I'm writing something like a file cache and I'm debating between using lock or ConcurrentDictionary. If multiple threads ask for a key, then an ordinary Dictionary will have issues if two threads try to write to it, so I tried ConcurrentDictionary. There's now a secondary problem, how do you prevent the file being read twice (or more) as each thread tries to get the file. I've added sample code to explain what I mean.
Here's a version using lock and Dictionary
class Program
{
private static object locking = new object();
private static Dictionary<string, byte[]> cache;
static void Main(string[] args)
{
cache = new Dictionary<string, byte[]>();
Task.Run(() =>
{
AddToCache("largefile", "largefile.bin");
});
Task.Run(() =>
{
AddToCache("largefile", "largefile.bin");
});
}
static byte[] AddToCache(string key, string filename)
{
lock(locking)
{
if (cache.TryGetValue(key, out byte[] data))
{
Console.WriteLine("Found in cache");
return data;
}
Console.WriteLine("Reading file into cache");
data = File.ReadAllBytes(filename);
cache[key] = data;
return data;
}
}
}
This version does what's expected, it'll protect the dictionary against multiple threads and only read the large file ONCE.
Here's the second version using ConcurrentDictionary:
class Program
{
private static ConcurrentDictionary<string, byte[]> cache;
static void Main(string[] args)
{
cache = new ConcurrentDictionary<string, byte[]>();
Task.Run(() =>
{
AddToCache("largefile", "largefile.bin");
});
Task.Run(() =>
{
AddToCache("largefile", "largefile.bin");
});
}
static byte[] AddToCache(string key, string filename)
{
return cache.GetOrAdd(key, (s) =>
{
Console.WriteLine("Reading file into cache");
return File.ReadAllBytes(filename);
});
}
}
This version protects the dictionary BUT it reads the large file TWICE which isn't what's required.

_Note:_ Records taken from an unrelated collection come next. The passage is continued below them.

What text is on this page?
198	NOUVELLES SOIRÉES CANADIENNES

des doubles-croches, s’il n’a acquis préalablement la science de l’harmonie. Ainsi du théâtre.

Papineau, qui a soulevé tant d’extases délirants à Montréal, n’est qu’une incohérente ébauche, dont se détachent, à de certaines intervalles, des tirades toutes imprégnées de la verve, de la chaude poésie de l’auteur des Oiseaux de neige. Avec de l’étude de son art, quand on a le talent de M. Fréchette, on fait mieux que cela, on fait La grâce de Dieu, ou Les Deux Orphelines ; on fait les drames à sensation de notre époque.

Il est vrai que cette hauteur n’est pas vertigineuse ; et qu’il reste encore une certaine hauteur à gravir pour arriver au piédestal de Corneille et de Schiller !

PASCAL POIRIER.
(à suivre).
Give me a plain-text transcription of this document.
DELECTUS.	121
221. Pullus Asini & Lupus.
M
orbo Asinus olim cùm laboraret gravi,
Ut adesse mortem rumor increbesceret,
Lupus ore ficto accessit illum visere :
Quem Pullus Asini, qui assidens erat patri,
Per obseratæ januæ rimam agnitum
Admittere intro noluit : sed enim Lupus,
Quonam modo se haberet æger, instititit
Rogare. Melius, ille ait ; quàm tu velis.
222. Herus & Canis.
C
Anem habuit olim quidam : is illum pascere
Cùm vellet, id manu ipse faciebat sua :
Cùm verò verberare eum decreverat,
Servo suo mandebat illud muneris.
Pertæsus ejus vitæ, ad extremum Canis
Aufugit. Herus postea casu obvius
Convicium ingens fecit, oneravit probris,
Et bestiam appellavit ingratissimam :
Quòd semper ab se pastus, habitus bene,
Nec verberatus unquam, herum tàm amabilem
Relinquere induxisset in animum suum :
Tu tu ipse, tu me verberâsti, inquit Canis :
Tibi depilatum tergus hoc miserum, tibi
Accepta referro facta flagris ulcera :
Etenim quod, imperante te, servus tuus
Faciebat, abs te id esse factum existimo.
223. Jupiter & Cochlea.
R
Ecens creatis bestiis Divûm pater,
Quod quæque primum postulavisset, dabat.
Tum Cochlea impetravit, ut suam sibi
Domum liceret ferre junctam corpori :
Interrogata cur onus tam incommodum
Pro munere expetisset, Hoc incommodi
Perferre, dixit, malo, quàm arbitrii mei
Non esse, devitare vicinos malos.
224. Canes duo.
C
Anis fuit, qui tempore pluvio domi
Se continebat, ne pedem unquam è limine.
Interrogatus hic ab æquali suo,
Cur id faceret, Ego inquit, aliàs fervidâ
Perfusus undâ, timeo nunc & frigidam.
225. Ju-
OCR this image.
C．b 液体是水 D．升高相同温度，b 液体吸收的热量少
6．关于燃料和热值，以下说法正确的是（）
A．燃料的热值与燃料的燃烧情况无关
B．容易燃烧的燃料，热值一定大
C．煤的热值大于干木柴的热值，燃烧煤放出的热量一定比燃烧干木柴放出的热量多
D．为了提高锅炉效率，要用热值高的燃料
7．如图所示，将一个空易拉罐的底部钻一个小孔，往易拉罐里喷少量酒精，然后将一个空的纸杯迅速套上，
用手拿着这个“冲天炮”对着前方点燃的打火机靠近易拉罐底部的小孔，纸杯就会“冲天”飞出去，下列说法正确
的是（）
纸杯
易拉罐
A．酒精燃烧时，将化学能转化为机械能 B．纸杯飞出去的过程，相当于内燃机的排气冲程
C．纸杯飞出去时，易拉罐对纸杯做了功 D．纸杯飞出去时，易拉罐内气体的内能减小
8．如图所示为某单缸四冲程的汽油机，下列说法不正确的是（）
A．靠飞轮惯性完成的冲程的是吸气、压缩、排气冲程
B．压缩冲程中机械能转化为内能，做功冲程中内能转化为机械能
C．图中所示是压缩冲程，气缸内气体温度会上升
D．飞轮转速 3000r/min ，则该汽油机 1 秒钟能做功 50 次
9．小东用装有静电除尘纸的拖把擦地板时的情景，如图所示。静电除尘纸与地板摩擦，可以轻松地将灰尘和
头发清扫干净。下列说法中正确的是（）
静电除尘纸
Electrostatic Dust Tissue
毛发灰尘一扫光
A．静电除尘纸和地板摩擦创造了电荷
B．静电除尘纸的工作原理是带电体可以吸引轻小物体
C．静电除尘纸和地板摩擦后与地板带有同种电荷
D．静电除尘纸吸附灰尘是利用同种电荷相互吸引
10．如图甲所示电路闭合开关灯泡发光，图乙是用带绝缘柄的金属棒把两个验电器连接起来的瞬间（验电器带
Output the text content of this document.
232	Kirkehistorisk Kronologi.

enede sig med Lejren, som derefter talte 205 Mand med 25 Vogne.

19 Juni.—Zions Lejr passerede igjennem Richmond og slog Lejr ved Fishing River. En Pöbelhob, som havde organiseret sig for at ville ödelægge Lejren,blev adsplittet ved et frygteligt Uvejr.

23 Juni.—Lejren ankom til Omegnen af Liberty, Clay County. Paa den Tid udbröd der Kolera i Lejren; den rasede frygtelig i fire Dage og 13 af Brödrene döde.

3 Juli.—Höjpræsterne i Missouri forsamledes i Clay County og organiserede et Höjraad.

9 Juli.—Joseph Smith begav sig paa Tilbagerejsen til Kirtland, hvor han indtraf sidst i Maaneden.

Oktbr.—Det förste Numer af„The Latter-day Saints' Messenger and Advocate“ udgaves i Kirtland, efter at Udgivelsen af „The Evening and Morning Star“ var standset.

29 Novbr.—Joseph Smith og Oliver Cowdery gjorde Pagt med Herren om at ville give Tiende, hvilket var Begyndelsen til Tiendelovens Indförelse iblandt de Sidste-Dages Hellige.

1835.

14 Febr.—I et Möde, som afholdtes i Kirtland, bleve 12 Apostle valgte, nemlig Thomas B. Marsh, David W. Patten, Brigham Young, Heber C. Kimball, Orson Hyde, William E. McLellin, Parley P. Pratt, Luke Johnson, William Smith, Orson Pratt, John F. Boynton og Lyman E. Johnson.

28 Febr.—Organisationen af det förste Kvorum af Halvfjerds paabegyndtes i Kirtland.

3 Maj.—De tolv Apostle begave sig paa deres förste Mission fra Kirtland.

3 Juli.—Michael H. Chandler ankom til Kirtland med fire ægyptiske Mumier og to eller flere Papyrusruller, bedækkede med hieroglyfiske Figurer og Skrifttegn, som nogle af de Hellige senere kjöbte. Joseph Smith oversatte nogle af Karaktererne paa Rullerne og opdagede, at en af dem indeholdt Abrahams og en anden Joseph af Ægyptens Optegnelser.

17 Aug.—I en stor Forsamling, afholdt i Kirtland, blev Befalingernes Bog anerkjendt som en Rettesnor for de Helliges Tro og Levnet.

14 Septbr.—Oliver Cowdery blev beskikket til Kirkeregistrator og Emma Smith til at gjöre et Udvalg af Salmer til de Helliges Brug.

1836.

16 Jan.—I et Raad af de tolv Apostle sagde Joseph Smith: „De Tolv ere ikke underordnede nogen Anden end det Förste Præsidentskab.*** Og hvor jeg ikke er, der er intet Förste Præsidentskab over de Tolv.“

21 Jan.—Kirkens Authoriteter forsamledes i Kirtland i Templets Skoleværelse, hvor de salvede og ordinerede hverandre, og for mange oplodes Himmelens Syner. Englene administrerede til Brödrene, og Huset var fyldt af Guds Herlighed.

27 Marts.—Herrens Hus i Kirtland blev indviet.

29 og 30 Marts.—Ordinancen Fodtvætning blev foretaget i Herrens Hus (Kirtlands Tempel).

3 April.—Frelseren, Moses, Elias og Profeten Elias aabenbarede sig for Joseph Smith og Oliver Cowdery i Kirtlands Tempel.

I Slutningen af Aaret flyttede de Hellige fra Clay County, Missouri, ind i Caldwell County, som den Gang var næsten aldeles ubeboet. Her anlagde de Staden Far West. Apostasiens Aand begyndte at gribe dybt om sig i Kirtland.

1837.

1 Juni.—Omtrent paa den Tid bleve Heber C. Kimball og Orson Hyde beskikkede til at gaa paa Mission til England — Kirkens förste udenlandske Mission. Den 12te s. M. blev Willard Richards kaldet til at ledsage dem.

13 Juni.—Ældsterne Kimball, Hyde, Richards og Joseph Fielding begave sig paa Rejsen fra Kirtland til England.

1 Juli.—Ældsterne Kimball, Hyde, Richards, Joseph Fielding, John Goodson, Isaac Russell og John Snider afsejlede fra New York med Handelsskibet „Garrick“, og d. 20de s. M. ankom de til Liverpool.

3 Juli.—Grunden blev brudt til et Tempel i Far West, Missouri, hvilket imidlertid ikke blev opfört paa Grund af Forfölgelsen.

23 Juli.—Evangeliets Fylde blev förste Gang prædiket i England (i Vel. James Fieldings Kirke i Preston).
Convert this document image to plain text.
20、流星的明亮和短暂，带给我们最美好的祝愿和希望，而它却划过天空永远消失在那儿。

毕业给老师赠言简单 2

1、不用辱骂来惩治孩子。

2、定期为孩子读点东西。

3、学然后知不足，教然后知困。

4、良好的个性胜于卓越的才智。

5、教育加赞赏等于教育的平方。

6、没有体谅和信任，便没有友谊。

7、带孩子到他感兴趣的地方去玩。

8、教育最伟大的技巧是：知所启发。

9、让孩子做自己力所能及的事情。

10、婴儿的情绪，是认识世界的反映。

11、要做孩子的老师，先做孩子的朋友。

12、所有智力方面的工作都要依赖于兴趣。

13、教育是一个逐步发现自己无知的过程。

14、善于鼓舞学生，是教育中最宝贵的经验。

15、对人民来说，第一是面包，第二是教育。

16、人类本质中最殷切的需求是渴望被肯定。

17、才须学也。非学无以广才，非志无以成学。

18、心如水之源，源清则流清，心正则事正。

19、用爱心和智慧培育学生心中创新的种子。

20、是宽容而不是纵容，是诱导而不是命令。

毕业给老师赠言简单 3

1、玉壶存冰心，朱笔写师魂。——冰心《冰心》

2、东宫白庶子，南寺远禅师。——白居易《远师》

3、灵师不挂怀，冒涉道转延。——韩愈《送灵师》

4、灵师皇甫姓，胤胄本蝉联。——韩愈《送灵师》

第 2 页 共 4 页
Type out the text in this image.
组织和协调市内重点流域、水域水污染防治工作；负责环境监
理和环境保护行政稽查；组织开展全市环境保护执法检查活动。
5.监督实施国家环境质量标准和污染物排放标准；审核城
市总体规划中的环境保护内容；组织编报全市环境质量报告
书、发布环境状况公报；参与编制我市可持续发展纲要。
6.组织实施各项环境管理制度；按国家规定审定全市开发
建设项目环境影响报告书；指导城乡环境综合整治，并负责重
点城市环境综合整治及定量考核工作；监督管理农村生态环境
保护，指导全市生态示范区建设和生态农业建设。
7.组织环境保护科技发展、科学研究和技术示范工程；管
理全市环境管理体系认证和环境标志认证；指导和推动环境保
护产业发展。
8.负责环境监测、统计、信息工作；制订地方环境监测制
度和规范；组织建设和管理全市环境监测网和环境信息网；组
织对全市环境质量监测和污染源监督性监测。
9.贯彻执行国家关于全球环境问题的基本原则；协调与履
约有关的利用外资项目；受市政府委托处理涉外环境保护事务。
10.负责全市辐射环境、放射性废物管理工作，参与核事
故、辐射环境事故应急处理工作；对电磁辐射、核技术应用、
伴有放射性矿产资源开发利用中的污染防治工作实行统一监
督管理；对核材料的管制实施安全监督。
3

I think I'm doing something wrong here, but not being familiar with GetOrAdd I'm not sure what.
The first version looks fine, but it's a cut down version of the real code, and the lock would be locking a lot of code. The second version looks much simpler but doesn't prevent multiple reading of the file. Is there a way to do this without the lock blocking a lot of code or is that the only answer?